Name node is the most important servers that holds the data about data how the data is mutiplexed among datanodes

So,in generall Nsmenode should be of high configuration/capability server as its failure leads to failure of the entire cluster

It can be called a single point failure in the cluster while datanode have data that is multiplexed ,So even a loss of a datanode is acceptiable to an extent within the cluster .

Yahoo is currently the largest implementor of Hadoop with a 5k Cluster

Basic u can query or progam with Hive, pig

i known i have given bits of info but really eager to share.. will pass on more info once i am back home

my info is mostly from Administration side of it then on development

i have the hadoop certification in my list this year costs a uber 74,000 rupees that to at time specifed by Cloudera
Oh so you attended the cloudera sessions planned by Osscube?
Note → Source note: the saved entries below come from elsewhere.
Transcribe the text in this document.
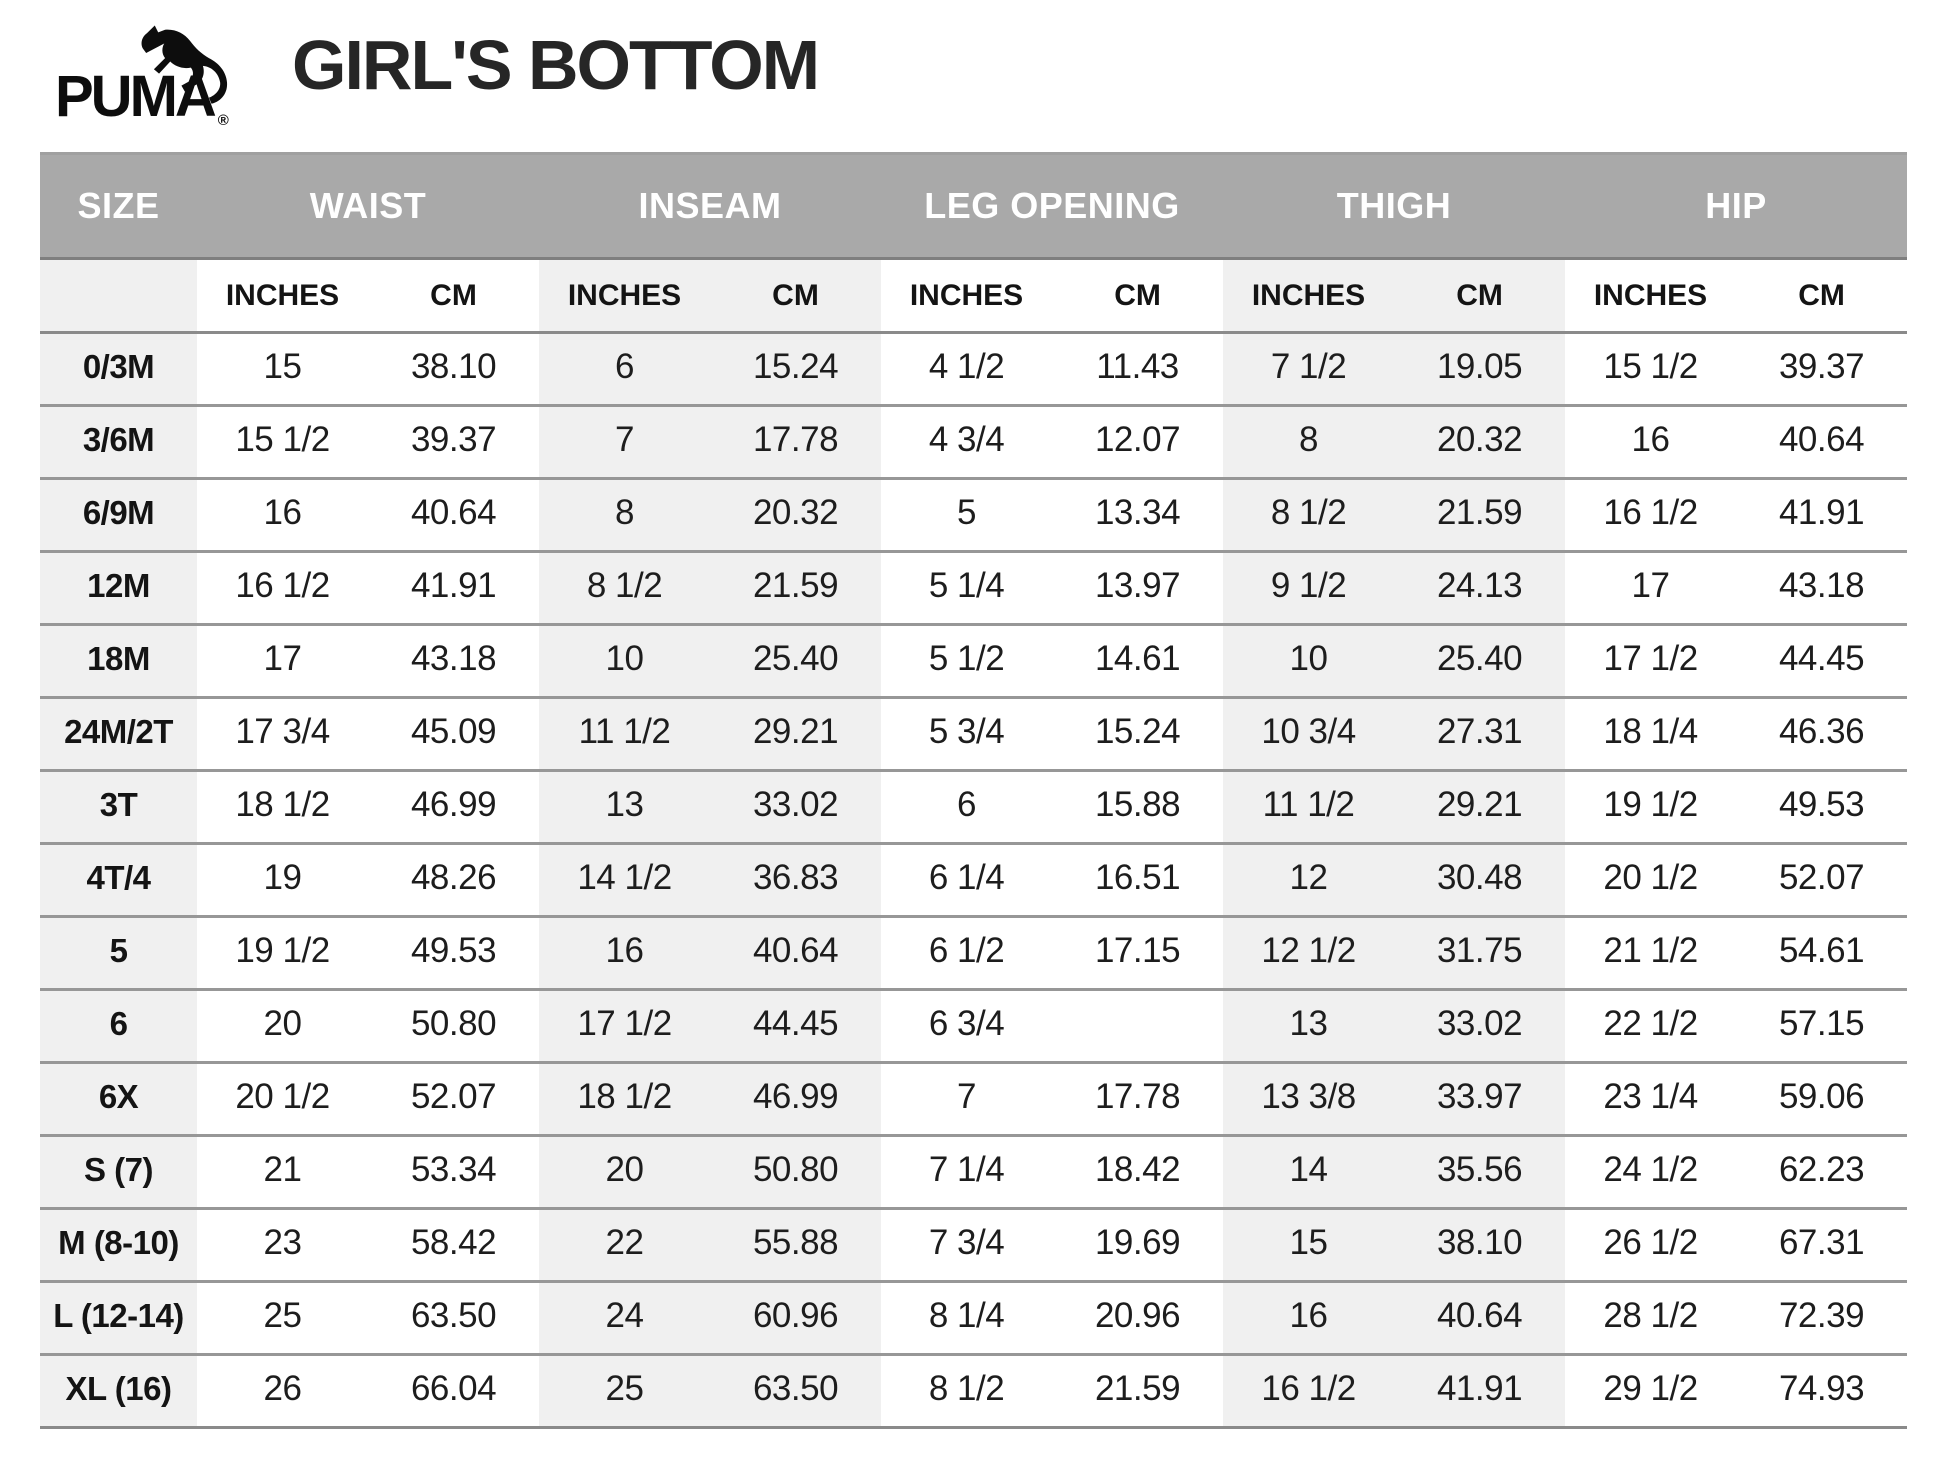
PUMA ®
GIRL'S BOTTOM
SIZE	WAIST		INSEAM		LEG OPENING		THIGH		HIP	
	INCHES	CM	INCHES	CM	INCHES	CM	INCHES	CM	INCHES	CM
0/3M	15	38.10	6	15.24	4 1/2	11.43	7 1/2	19.05	15 1/2	39.37
3/6M	15 1/2	39.37	7	17.78	4 3/4	12.07	8	20.32	16	40.64
6/9M	16	40.64	8	20.32	5	13.34	8 1/2	21.59	16 1/2	41.91
12M	16 1/2	41.91	8 1/2	21.59	5 1/4	13.97	9 1/2	24.13	17	43.18
18M	17	43.18	10	25.40	5 1/2	14.61	10	25.40	17 1/2	44.45
24M/2T	17 3/4	45.09	11 1/2	29.21	5 3/4	15.24	10 3/4	27.31	18 1/4	46.36
3T	18 1/2	46.99	13	33.02	6	15.88	11 1/2	29.21	19 1/2	49.53
4T/4	19	48.26	14 1/2	36.83	6 1/4	16.51	12	30.48	20 1/2	52.07
5	19 1/2	49.53	16	40.64	6 1/2	17.15	12 1/2	31.75	21 1/2	54.61
6	20	50.80	17 1/2	44.45	6 3/4		13	33.02	22 1/2	57.15
6X	20 1/2	52.07	18 1/2	46.99	7	17.78	13 3/8	33.97	23 1/4	59.06
S (7)	21	53.34	20	50.80	7 1/4	18.42	14	35.56	24 1/2	62.23
M (8-10)	23	58.42	22	55.88	7 3/4	19.69	15	38.10	26 1/2	67.31
L (12-14)	25	63.50	24	60.96	8 1/4	20.96	16	40.64	28 1/2	72.39
XL (16)	26	66.04	25	63.50	8 1/2	21.59	16 1/2	41.91	29 1/2	74.93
Thats really costly man.

Eager to hear more info from you.
 
I absolutely agree with @blackprince.

My 2cents:

Hadoop: It's a framework, doing map-n-reduce(broadly)...thats it.
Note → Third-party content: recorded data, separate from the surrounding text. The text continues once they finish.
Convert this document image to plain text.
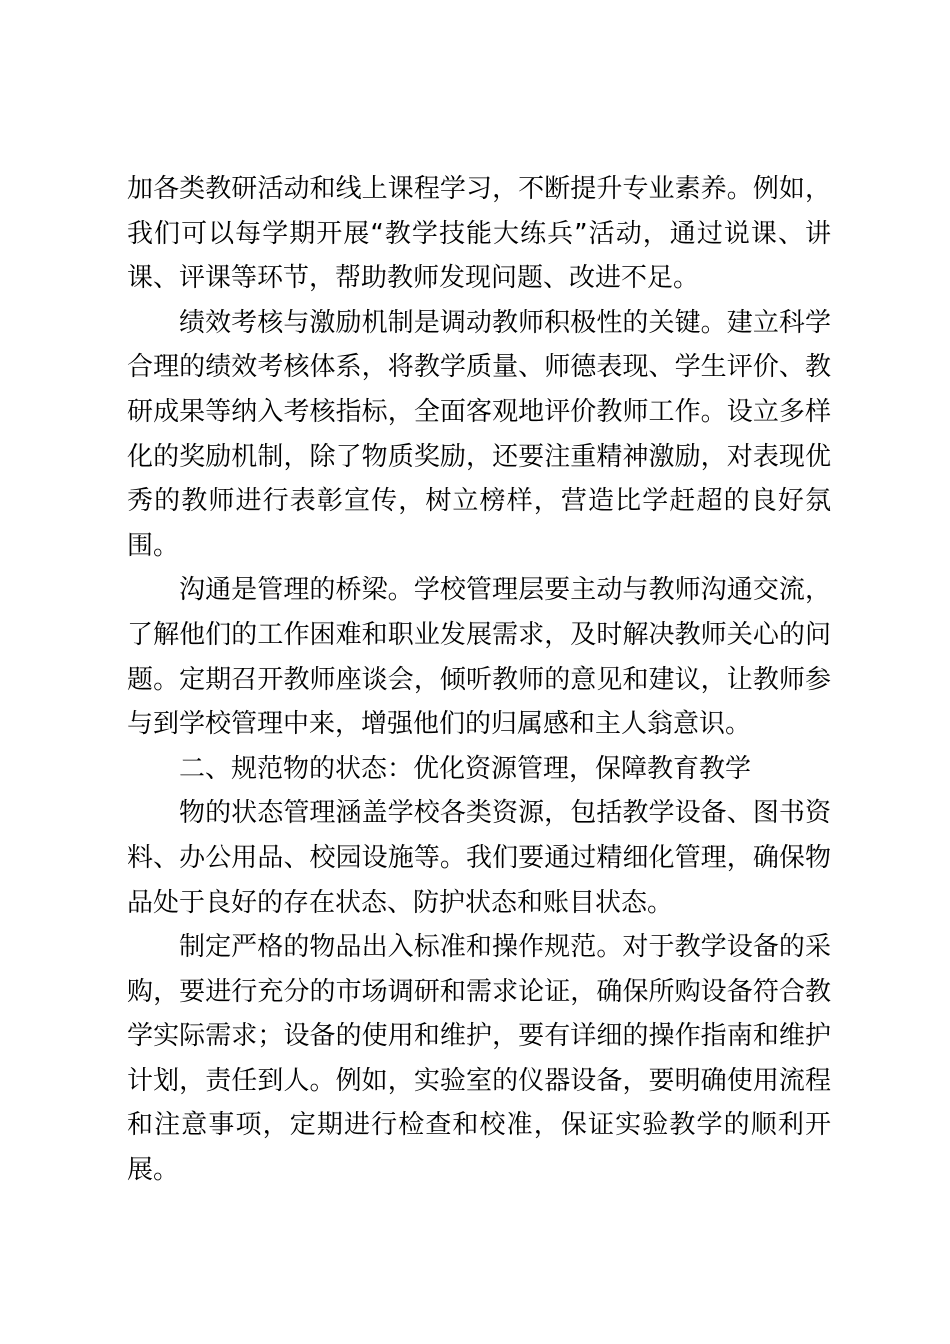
加各类教研活动和线上课程学习，不断提升专业素养。例如，我们可以每学期开展“教学技能大练兵”活动，通过说课、讲课、评课等环节，帮助教师发现问题、改进不足。

绩效考核与激励机制是调动教师积极性的关键。建立科学合理的绩效考核体系，将教学质量、师德表现、学生评价、教研成果等纳入考核指标，全面客观地评价教师工作。设立多样化的奖励机制，除了物质奖励，还要注重精神激励，对表现优秀的教师进行表彰宣传，树立榜样，营造比学赶超的良好氛围。

沟通是管理的桥梁。学校管理层要主动与教师沟通交流，了解他们的工作困难和职业发展需求，及时解决教师关心的问题。定期召开教师座谈会，倾听教师的意见和建议，让教师参与到学校管理中来，增强他们的归属感和主人翁意识。

二、规范物的状态：优化资源管理，保障教育教学

物的状态管理涵盖学校各类资源，包括教学设备、图书资料、办公用品、校园设施等。我们要通过精细化管理，确保物品处于良好的存在状态、防护状态和账目状态。

制定严格的物品出入标准和操作规范。对于教学设备的采购，要进行充分的市场调研和需求论证，确保所购设备符合教学实际需求；设备的使用和维护，要有详细的操作指南和维护计划，责任到人。例如，实验室的仪器设备，要明确使用流程和注意事项，定期进行检查和校准，保证实验教学的顺利开展。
BigData: A concept, pointing to huge-datasets, precisely issues pertaining to 3-V's, Velocity, Variety and Volume at which data is growing.

Now about your conversation with DBA guy:

See, now-a-days, its not just humans who are producing the data, but even machines are producing lots of data.

Things like sensors, mobiles etc are producing lots of data...may be without even your knowledge.

For example- GPS-sensor on your smartphone sending your location to Google-Latitude, without asking you everytime....so to conclude, data is raising very-rapidly.

Now how companies with good DBMS/RDBMS/OLAP setup can get benefit from this:

If you are talking about small companies, who need to do big-transactions(intensive queries) rarely in a month/week than definitely Hadoop will be a expensive-solution

But if use-case company is a mid/big one, doing some analytics/transactions over few million rows, over multiple-systems or cloud, than Hadoop can solve that job-distribution mechanism.

See, for handling large datasets, only distribution-of-jobs is the way to do....and if you are distributing-jobs than Hadoop can help you.

Hope it would make little more clear on this issue.